Suppose we wish to fit a distribution to the following data.


In [None]:
import numpy as np
from scipy import stats
rng = np.random.default_rng()
dist = stats.nbinom
shapes = (5, 0.5)
data = dist.rvs(*shapes, size=1000, random_state=rng)

Suppose we do not know how the data were generated, but we suspect that
it follows a negative binomial distribution with parameters *n* and *p*\.
(See `scipy.stats.nbinom`.) We believe that the parameter *n* was fewer
than 30, and we know that the parameter *p* must lie on the interval
[0, 1]. We record this information in a variable `bounds` and pass
this information to `fit`.


In [None]:
bounds = [(0, 30), (0, 1)]
res = stats.fit(dist, data, bounds)

`fit` searches within the user-specified `bounds` for the
values that best match the data (in the sense of maximum likelihood
estimation). In this case, it found shape values similar to those
from which the data were actually generated.


In [None]:
res.params

FitParams(n=5.0, p=0.5028157644634368, loc=0.0)  # may vary

We can visualize the results by superposing the probability mass function
of the distribution (with the shapes fit to the data) over a normalized
histogram of the data.


In [None]:
import matplotlib.pyplot as plt  # matplotlib must be installed to plot
res.plot()
plt.show()

Note that the estimate for *n* was exactly integral; this is because
the domain of the `nbinom` PMF includes only integral *n*, and the `nbinom`
object "knows" that. `nbinom` also knows that the shape *p* must be a
value between 0 and 1. In such a case - when the domain of the distribution
with respect to a parameter is finite - we are not required to specify
bounds for the parameter.


In [None]:
bounds = {'n': (0, 30)}  # omit parameter p using a `dict`
res2 = stats.fit(dist, data, bounds)
res2.params

FitParams(n=5.0, p=0.5016492009232932, loc=0.0)  # may vary

If we wish to force the distribution to be fit with *n* fixed at 6, we can
set both the lower and upper bounds on *n* to 6. Note, however, that the
value of the objective function being optimized is typically worse (higher)
in this case.


In [None]:
bounds = {'n': (6, 6)}  # fix parameter `n`
res3 = stats.fit(dist, data, bounds)
res3.params

FitParams(n=6.0, p=0.5486556076755706, loc=0.0)  # may vary

In [None]:
res3.nllf() > res.nllf()

True  # may vary

Note that the numerical results of the previous examples are typical, but
they may vary because the default optimizer used by `fit`,
`scipy.optimize.differential_evolution`, is stochastic.

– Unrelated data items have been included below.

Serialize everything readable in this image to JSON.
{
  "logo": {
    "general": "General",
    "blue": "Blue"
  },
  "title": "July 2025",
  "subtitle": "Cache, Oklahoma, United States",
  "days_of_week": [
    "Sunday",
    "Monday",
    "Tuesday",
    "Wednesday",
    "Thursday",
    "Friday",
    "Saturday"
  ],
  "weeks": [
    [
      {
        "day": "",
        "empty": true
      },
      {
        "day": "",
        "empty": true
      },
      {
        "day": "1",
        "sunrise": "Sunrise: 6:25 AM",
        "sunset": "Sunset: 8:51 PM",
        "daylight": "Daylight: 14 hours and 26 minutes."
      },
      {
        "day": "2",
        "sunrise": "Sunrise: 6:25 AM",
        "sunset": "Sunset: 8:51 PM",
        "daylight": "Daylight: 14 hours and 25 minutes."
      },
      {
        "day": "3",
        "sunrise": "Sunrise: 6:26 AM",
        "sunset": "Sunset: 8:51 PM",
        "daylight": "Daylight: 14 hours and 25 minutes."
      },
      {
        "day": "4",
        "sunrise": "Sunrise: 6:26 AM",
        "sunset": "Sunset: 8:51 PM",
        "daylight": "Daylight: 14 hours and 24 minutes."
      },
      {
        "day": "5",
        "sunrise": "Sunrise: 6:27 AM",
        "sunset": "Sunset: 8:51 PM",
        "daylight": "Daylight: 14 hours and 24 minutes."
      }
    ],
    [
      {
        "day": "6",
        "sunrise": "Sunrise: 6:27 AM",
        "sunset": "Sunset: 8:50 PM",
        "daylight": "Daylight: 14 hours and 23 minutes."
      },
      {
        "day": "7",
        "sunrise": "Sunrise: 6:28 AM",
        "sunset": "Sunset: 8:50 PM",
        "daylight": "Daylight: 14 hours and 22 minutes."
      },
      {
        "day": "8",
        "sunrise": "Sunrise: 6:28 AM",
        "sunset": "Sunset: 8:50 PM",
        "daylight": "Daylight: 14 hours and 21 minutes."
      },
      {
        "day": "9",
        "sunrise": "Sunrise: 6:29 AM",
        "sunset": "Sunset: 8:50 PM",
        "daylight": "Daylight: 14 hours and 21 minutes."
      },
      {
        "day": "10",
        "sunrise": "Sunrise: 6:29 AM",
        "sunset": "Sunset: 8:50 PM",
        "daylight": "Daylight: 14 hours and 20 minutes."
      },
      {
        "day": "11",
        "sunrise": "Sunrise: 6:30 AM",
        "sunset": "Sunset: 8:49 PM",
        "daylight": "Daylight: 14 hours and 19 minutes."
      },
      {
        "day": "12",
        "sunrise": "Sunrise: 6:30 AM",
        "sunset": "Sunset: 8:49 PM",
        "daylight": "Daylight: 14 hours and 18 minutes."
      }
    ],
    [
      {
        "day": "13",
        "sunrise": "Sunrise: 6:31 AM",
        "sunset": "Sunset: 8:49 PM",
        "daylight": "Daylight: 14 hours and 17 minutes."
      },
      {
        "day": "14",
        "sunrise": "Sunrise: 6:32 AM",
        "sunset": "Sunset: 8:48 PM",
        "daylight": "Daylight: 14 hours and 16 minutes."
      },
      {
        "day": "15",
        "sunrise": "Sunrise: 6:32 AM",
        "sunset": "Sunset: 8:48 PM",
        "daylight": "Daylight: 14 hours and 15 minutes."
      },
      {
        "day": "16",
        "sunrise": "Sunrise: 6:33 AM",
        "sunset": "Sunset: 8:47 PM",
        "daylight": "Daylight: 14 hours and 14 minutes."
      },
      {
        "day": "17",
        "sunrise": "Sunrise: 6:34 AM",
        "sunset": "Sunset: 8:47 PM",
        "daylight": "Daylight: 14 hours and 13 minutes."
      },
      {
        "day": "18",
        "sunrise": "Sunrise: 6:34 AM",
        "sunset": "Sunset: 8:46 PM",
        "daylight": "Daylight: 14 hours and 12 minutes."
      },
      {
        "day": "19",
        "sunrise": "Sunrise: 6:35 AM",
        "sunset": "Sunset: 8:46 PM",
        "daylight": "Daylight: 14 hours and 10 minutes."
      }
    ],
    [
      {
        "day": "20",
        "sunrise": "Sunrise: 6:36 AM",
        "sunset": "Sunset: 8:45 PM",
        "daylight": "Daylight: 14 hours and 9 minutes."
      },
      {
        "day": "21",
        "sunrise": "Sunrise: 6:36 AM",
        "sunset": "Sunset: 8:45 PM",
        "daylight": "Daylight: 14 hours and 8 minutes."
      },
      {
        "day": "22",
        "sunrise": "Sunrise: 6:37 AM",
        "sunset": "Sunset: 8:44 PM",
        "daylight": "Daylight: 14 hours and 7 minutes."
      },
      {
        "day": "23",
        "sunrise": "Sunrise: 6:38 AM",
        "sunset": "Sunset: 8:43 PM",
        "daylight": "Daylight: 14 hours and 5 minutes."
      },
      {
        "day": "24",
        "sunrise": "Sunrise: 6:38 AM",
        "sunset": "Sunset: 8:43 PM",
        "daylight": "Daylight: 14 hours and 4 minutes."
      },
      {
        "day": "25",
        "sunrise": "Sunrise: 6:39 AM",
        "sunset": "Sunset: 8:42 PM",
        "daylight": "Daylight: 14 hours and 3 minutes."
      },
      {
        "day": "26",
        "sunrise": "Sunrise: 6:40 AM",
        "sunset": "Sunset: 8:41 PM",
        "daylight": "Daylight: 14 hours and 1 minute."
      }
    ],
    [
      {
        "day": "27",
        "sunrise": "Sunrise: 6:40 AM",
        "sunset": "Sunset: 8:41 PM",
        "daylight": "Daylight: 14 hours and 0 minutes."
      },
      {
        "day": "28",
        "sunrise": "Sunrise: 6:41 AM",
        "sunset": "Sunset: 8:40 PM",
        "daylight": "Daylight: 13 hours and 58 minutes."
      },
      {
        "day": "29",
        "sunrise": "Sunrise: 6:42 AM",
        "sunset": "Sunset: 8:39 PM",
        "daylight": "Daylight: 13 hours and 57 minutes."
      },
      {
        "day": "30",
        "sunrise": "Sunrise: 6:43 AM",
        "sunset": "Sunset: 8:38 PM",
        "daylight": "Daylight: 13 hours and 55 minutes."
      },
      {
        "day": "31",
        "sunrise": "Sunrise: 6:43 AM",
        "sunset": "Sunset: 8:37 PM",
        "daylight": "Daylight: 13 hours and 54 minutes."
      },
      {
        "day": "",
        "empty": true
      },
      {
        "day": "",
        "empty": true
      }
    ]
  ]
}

However, we can
customize the settings used by the optimizer to ensure reproducibility -
or even use a different optimizer entirely - using the `optimizer`
parameter.


In [None]:
from scipy.optimize import differential_evolution
rng = np.random.default_rng()
def optimizer(fun, bounds, *, integrality):
    return differential_evolution(fun, bounds, strategy='best2bin',
                                  seed=rng, integrality=integrality)
bounds = [(0, 30), (0, 1)]
res4 = stats.fit(dist, data, bounds, optimizer=optimizer)
res4.params

FitParams(n=5.0, p=0.5015183149259951, loc=0.0)